Oggi in compenso si leggono e accadono cose che pongono le basi per novità “clamorose” di domani; novità che invece non dovrebbero stupirci particolarmente. Unicredit ha già venduto oltre 200 miliardi di risparmio italiano ad Amundi con la cessione di Pioneer e dopo un aumento di capitale da 13 miliardi di euro, superiore a ogni attesa, si candida a diventare un “partner” ideale per qualunque compratore. Una banca ormai sicuramente ripulita di sofferenze e semplificata dopo aver venduto gli asset sul risparmio gestito; un “pezzo” molto semplice da aggiungere a un’altra banca già integrata.
L’amministratore delegato di Unicredit, francese, ha già venduto Pioneer ad Amundi e gli ultimi rumour identificano in Societe Generale il “partner” futuro. Si creerebbe un gruppo “pan-europeo” in cui però gli azionisti del sistema-paese “Italia” avrebbero un peso nettamente inferiore a quelli del sistema-paese “Francia” con tutte le conseguenze del caso.
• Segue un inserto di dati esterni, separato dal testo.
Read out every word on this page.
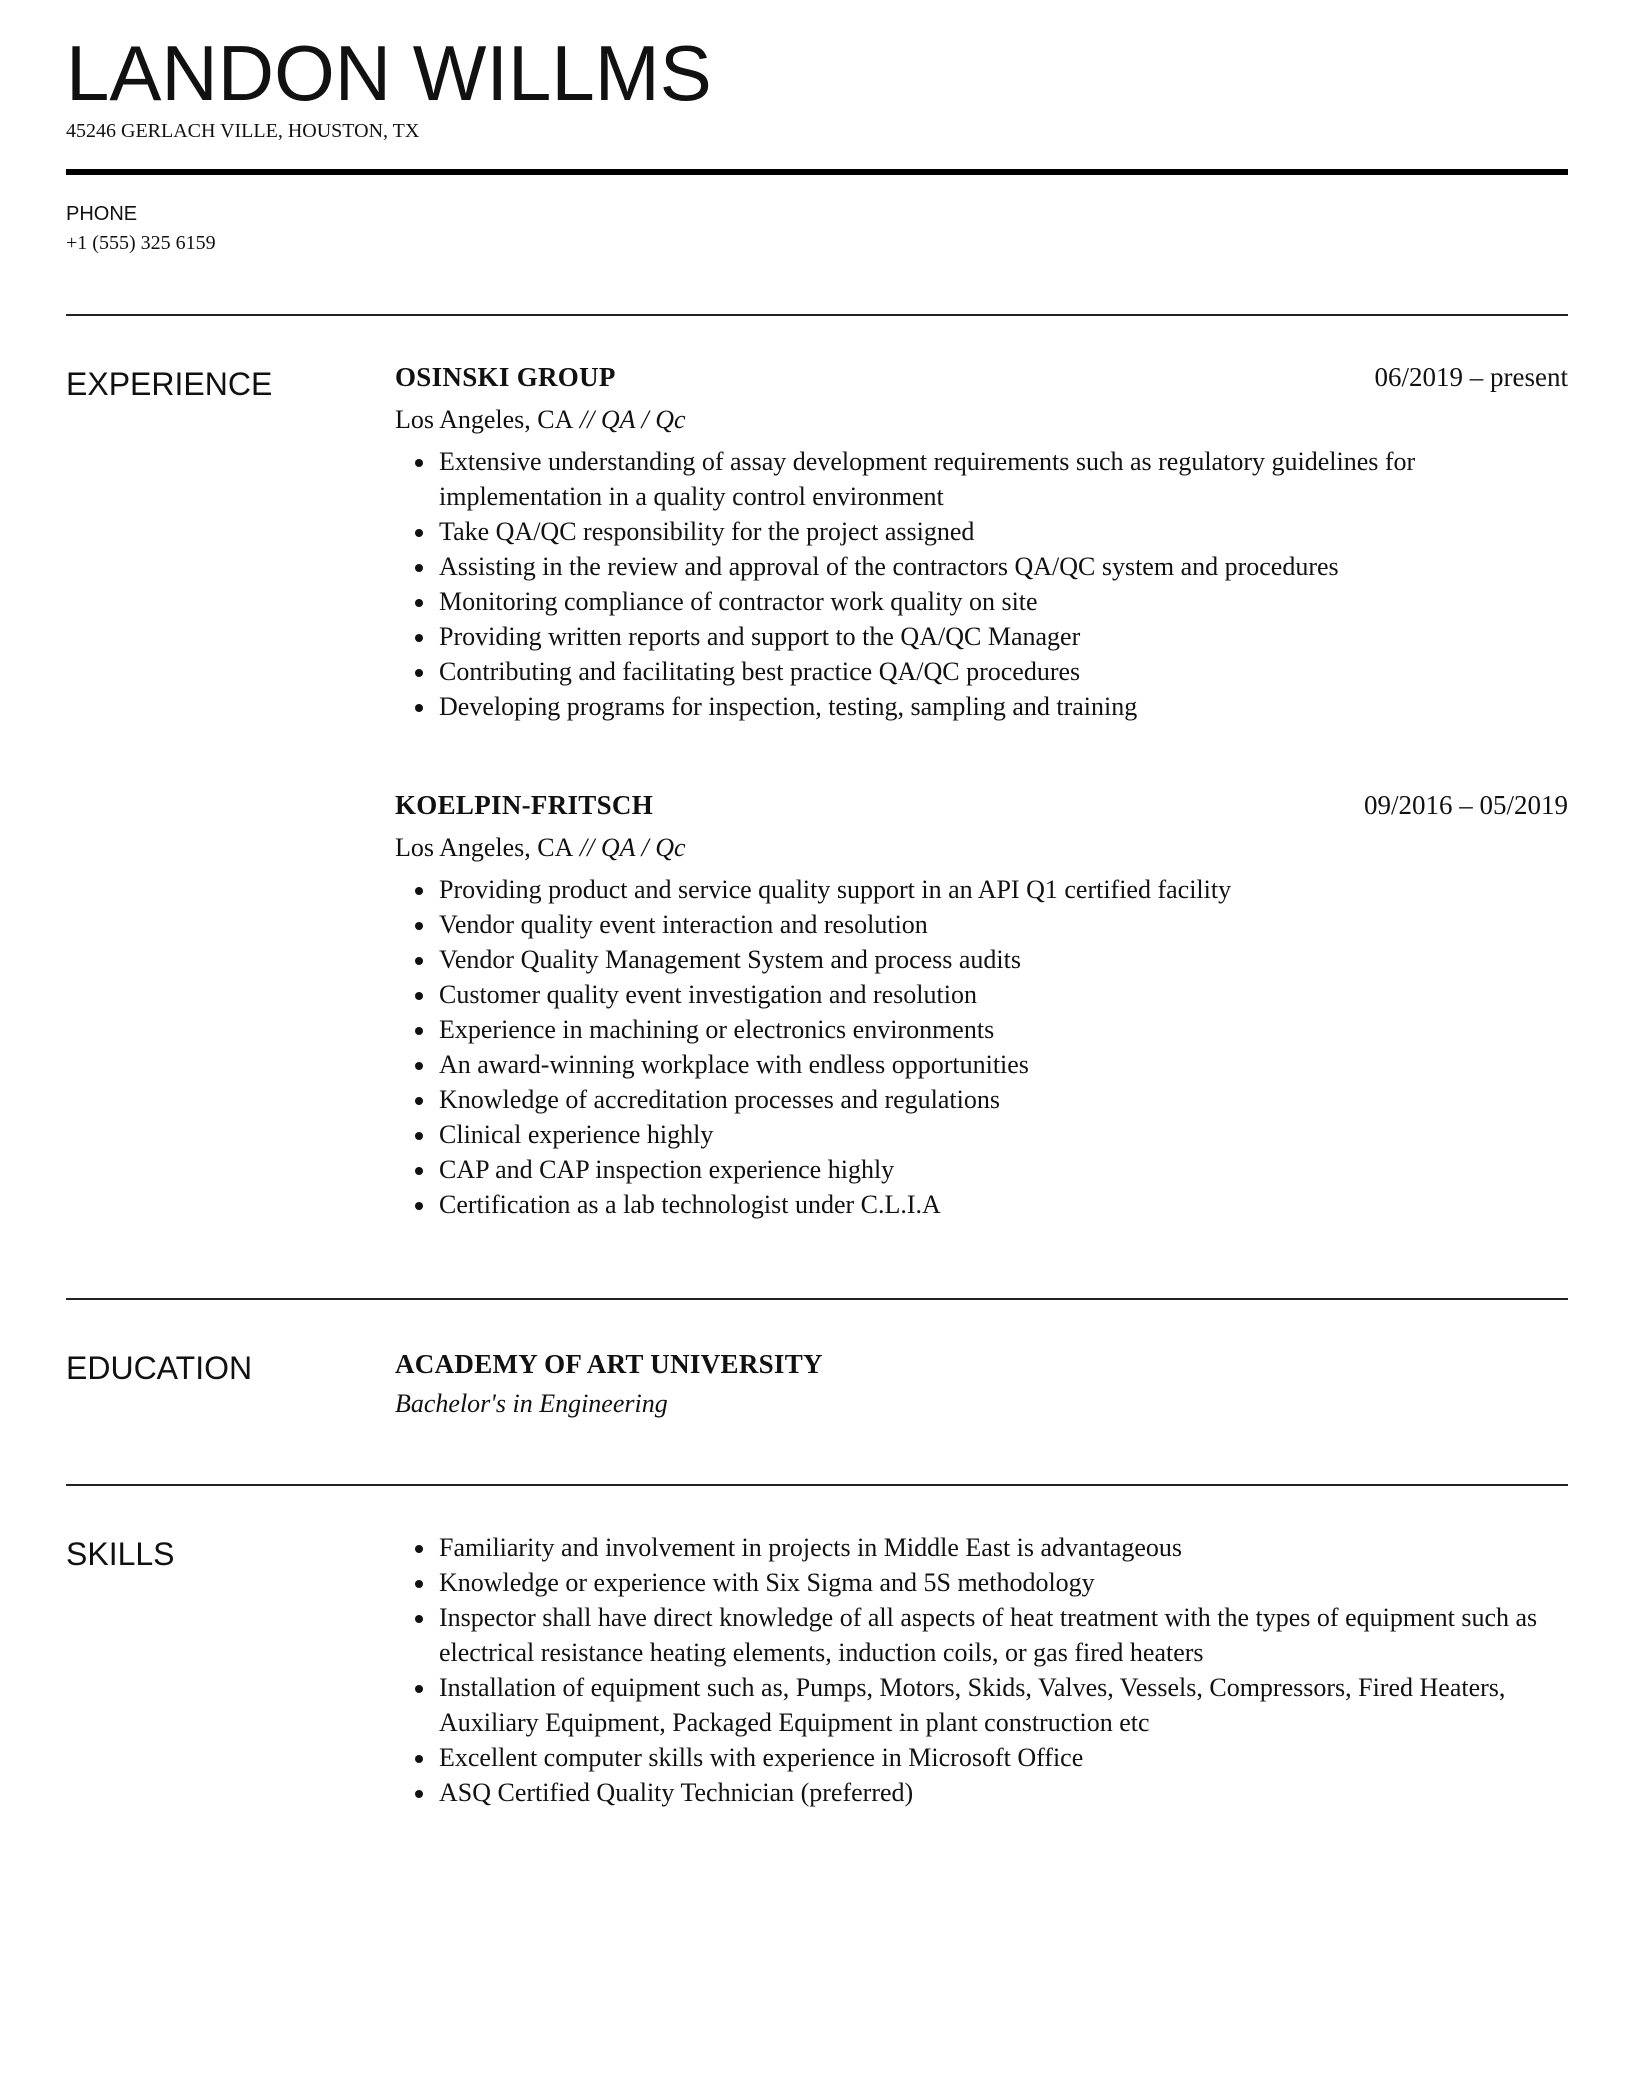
LANDON WILLMS
45246 GERLACH VILLE, HOUSTON, TX
PHONE
+1 (555) 325 6159
EXPERIENCE	OSINSKI GROUP	06/2019 – present
Los Angeles, CA // QA / Qc
• Extensive understanding of assay development requirements such as regulatory guidelines for implementation in a quality control environment
• Take QA/QC responsibility for the project assigned
• Assisting in the review and approval of the contractors QA/QC system and procedures
• Monitoring compliance of contractor work quality on site
• Providing written reports and support to the QA/QC Manager
• Contributing and facilitating best practice QA/QC procedures
• Developing programs for inspection, testing, sampling and training
KOELPIN-FRITSCH	09/2016 – 05/2019
Los Angeles, CA // QA / Qc
• Providing product and service quality support in an API Q1 certified facility
• Vendor quality event interaction and resolution
• Vendor Quality Management System and process audits
• Customer quality event investigation and resolution
• Experience in machining or electronics environments
• An award-winning workplace with endless opportunities
• Knowledge of accreditation processes and regulations
• Clinical experience highly
• CAP and CAP inspection experience highly
• Certification as a lab technologist under C.L.I.A
EDUCATION	ACADEMY OF ART UNIVERSITY
Bachelor's in Engineering
SKILLS
•	Familiarity and involvement in projects in Middle East is advantageous
• Knowledge or experience with Six Sigma and 5S methodology
• Inspector shall have direct knowledge of all aspects of heat treatment with the types of equipment such as electrical resistance heating elements, induction coils, or gas fired heaters
• Installation of equipment such as, Pumps, Motors, Skids, Valves, Vessels, Compressors, Fired Heaters, Auxiliary Equipment, Packaged Equipment in plant construction etc
• Excellent computer skills with experience in Microsoft Office
• ASQ Certified Quality Technician (preferred)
Unicredit è, per la cronaca, l’unica banca sistemica italiana in Europa. L’aumento di capitale da 13 miliardi di euro è, tra l’altro, l’occasione perfetta per chi voglia raccogliere un pacchetto azionario significativo.
In questi stessi giorni montano i rumour di fusione tra Axa e Generali. L’ultima è un pezzo importantissimo della finanza italiana e una delle maggiori casseforti di risparmio italiano. Anche Generali è guidata da un amministratore delegato francese. Nelle ultime settimane non solo sono finite sui giornali ipotesi di cessione della controllata francese del gruppo, ai tedeschi di Allianz, per evitare possibili problemi di antitrust quando si farà la fusione con Axa, ma il principale azionista italiano di Generali, Mediobanca, ha detto che considererà ipotesi di riduzione della quota in Generali sotto al 10% se servisse a finanziare un’acquisizione. Molti hanno letto questa dichiarazione come l’ammissione che Mediobanca non si opporrebbe a una “fusione”.
Con che truppe finanziarie l’Italia potrà provare a opporsi ad attacchi speculativi o potrà disegnare operazioni di “sistema” che avvengono in tutto il mondo, per non parlare di convogliare risorse a imprese o infrastrutture, se l’allocazione del risparmio degli italiani viene decisa a Parigi, dove, come noto, ragionamenti da “sistema-paese” sono di casa e dove si proclama strategica anche Danone? Generali è la stessa istituzione che qualche settimana fa ha convertito i propri bond subordinati di Montepaschi e che controlla decine di miliardi di titoli di stato italiani.
Mentre rumour abbastanza inquietanti riempiono le pagine dei giornali nazionali e internazionali si creano le condizioni per le prossime notizie “clamorose” quando la battaglia è praticamente persa in partenza. Stupirsi in questi casi è la beffa che si aggiunge al danno.